In this last episode about calendar watches we wanted to take the time to focus on various ones that we find particularly interesting, beautiful, original or innovative.
Let’s start with the Perpetual Calendar with Equation of Time by Greubel Forsey. Why this one? Because it is in our eyes the most useful and legible perpetual calendar on the market today. This watch was conceived to be totally easy to read, easy to set and resistant to any bad manipulation. It integrates a mechanical computer able to program the determined cycle of the calendar. These two features asked an impressive work in terms of research and development. And just to give you an overview: that watch was officially available about two years after its launch. Even if Greubel Forsey wants its watches to be absolutely perfect when they leave the company, this duration proves that the challenge was significant.
The LM Perpetual from MB&F catches our eye first because of its look.

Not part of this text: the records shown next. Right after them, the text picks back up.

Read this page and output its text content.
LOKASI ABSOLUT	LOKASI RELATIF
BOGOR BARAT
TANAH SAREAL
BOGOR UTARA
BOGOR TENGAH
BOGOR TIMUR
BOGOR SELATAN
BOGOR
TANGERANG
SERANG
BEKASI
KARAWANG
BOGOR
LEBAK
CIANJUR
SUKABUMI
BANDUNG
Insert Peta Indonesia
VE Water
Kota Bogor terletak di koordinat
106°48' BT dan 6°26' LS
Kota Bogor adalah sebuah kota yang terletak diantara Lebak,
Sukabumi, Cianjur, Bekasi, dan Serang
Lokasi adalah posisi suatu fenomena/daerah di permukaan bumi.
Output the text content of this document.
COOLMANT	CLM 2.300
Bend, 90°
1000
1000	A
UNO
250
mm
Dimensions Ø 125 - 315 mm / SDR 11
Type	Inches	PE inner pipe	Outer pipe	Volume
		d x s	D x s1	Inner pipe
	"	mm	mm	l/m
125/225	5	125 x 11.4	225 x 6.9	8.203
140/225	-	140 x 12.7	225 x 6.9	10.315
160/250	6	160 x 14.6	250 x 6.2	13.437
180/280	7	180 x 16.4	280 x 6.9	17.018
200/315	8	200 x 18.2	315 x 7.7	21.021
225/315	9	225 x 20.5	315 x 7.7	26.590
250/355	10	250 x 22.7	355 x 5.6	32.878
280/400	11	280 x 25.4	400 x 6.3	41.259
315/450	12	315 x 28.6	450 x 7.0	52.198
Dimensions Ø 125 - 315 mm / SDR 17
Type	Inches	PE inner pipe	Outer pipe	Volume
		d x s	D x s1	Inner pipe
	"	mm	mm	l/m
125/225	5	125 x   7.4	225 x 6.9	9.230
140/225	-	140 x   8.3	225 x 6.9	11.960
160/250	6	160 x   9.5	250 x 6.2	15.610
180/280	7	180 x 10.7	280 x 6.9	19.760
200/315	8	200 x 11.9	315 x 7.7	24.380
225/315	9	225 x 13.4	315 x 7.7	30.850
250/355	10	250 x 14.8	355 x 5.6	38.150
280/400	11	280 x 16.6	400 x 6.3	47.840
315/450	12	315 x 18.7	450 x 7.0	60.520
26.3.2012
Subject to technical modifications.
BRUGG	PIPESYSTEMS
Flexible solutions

As for its other Legacy Machines as Max Busser, the founder of the brand named them in honor of the most important watchmakers in history, the balance wheel overhands the whole movement that is visible from the front. And to succeed, the engineers had to extend the axis of the balance wheel in order to make it go through the whole movement. For this reason, it is one of the longest, even if not the longest one, on the market as it measures more than 1cm long. Out of this unexpected feature, the perpetual calendar mechanism integrates also a new system. It works the opposite way of usual systems. Normally, the mechanism is based on cycles of 31 days from which days are deduced to reach the good duration. On the MB&F LM Perpetual the principle is reversed. The basic months count 28 days and the system adds the needed ones.
Let’s switch to Bovet that introduced in January the Virtuoso VII. It is perpetual calendar watch with a very smart design. The time is displayed in the middle as all the calendar indications are positioned around it. Some of them as the day and the month are also printed on transparent discs to make appear partially the mechanic of the movement below.
In 2012, Blancpain introduced the Villeret Traditionnal Chinese Calendar, an amazing calendar counting 469 parts in total. In comparison a common movement has about 150 components. The traditional Chinese calendar takes into account the cycles of the sun and the moon. Thus, it is called as lunisolar calendar and works in a super complex way. This calendar is impressive because of all the irregularities it takes into account. For instance, years can count 12 or 13 months and the New Year begins always with the constellation fish. This is why the Chinese New Year happens still today between January and February instead of the 31 of December, even if China adopted the Gregorian, meaning Western, Calendar in 1912.
Switching to a table clock now, Parmigiani Fleurier introduced in 2010 a model with a based on a lunar calendar. Called hegirian or Islamic, its years are then shorter because lunar count 29,5 days on average. For this reason, longer years of 355 days instead of the usual 354 must are integrated. Within a period of 30 years for instance, 19 years are normal ones, and 11 are longer ones.
Finally, we wanted to put the light on a calendar watch that we find smart and cool at the same time. Launched a few years ago by the confidential brand A.Favre & Fils, the Phoenix has an exclusive big date system. The trick is that is visible on a large side of the dial with moving numbers turning inside. There is no equivalence and we find it quite aesthetic and refined. It is above all the proof that a calendar watch hasn’t to be uber complex to be chic.